第95回となる今回は、(以下、アンヌさんの寄稿です)。
日ハムの本拠地・エスコンでのロケ中に、一人の男性が
「この人についていきたい」と自然とまわりに思わせる人ってどんな人でしょう。私はそのヒントを北広島のエスコンフィールドで見出したのでした。
仕事でもプライベートでも、北海道日本ハムファイターズの本拠地・エスコンフィールド北海道へ足を運ぶことが多い私。先日も、出演している「どさんこWEEKEND」のロケで、新しいグルメやアクティビティを紹介するため朝から滞在していました。
今回はあくまでも仕事ということで普段試合の日に観客が入場するゲートではなく、選手やスタッフが出入りする通用口を使わせていただいていました。
何度か駐車場と通用口を往復していたそのとき。向こうからキャリーケースを軽やかに引きながら、一人の男性が歩いてきたのです。
森本稀哲コーチとの遭遇に、猛パニック!
その姿を認めた途端、私は思わずかたまってしまいました。

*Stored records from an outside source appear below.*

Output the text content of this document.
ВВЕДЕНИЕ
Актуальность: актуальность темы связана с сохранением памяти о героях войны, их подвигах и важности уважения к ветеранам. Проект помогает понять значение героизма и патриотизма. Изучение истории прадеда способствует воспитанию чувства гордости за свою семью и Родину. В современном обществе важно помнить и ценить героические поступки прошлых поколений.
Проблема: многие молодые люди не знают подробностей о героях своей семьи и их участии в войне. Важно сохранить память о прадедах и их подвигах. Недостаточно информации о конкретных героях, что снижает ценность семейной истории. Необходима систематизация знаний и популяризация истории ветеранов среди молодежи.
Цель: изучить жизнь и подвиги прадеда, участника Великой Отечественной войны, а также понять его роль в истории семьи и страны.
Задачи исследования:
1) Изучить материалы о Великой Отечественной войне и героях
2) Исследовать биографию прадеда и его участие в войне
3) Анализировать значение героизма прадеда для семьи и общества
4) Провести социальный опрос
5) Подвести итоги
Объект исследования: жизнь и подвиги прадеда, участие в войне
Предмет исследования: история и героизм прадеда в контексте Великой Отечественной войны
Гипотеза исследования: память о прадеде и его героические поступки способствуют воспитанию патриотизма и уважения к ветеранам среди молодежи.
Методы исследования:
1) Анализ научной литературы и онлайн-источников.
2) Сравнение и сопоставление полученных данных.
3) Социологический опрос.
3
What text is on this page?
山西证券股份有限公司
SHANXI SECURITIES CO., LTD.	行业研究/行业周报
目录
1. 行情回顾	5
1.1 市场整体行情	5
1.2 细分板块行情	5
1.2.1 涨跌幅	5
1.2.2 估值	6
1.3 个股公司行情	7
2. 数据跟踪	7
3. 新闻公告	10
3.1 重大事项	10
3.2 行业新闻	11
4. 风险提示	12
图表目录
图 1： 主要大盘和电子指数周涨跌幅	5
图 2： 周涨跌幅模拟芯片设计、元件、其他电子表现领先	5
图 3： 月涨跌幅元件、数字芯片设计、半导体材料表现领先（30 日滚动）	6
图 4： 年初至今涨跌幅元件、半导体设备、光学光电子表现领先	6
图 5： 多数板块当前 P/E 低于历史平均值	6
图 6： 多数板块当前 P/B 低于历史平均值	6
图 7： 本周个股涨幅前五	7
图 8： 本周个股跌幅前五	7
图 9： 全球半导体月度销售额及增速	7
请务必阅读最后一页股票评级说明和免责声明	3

驚くほどの小顔、そしてかつて見たことないくらい、ぴしっと美しい姿勢。まるで一本の線のようにスッと立ち、歩いているだけなのに周囲の空気の色合いまで変わりそうな雰囲気。
そう森本稀哲コーチがこちらにむかって歩いていらっしゃるではありませんか。
本来は選手やコーチのみなさんのお手を煩わせたり、余計な注意をこちらにむけていただくことは絶対にぜったいになし!!! 特にこの日は移動日からのナイターという皆さんにとって過酷なスケジュールの日。だめだだめだ!!!

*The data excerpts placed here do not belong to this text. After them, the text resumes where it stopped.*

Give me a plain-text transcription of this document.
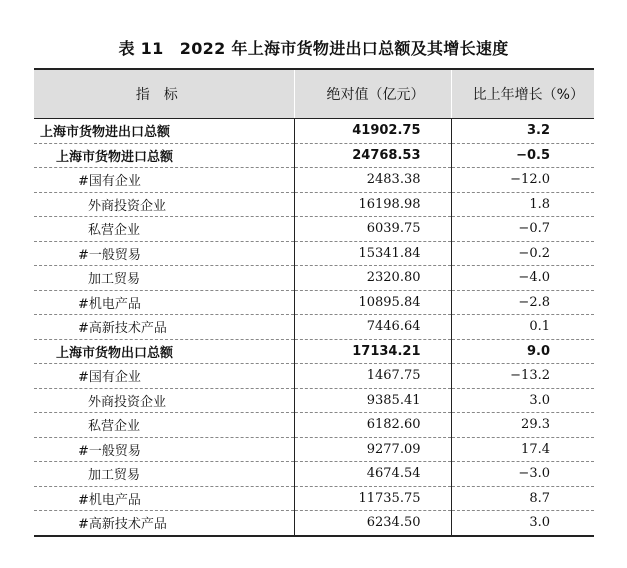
表 11　2022 年上海市货物进出口总额及其增长速度
指标	绝对值（亿元）	比上年增长（%）
上海市货物进出口总额	41902.75	3.2
上海市货物进口总额	24768.53	−0.5
#国有企业	2483.38	−12.0
外商投资企业	16198.98	1.8
私营企业	6039.75	−0.7
#一般贸易	15341.84	−0.2
加工贸易	2320.80	−4.0
#机电产品	10895.84	−2.8
#高新技术产品	7446.64	0.1
上海市货物出口总额	17134.21	9.0
#国有企业	1467.75	−13.2
外商投资企业	9385.41	3.0
私营企业	6182.60	29.3
#一般贸易	9277.09	17.4
加工贸易	4674.54	−3.0
#机电产品	11735.75	8.7
#高新技术产品	6234.50	3.0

森本コーチの視界に入ってはならない! ファンとしてこれは透明人間になるべき! ととっさに隠れるか……いや、しかし目が合ってしまっている!!! と私は一人で猛パニック。
しっかり目が合っているのに、この状況ではご挨拶しないほうが失礼でしょう。とっさに私は90度のお辞儀。「お疲れさまです!!! いつも応援しております!! 取材でお邪魔しております!!!」と、絶叫。その姿はさながらひたむきな高校球児の様だったはず。
すると森本コーチは、朗らかに「お疲れさまです」と笑顔で返してくださり、軽やかにエスコンへと入って行かれたのでした。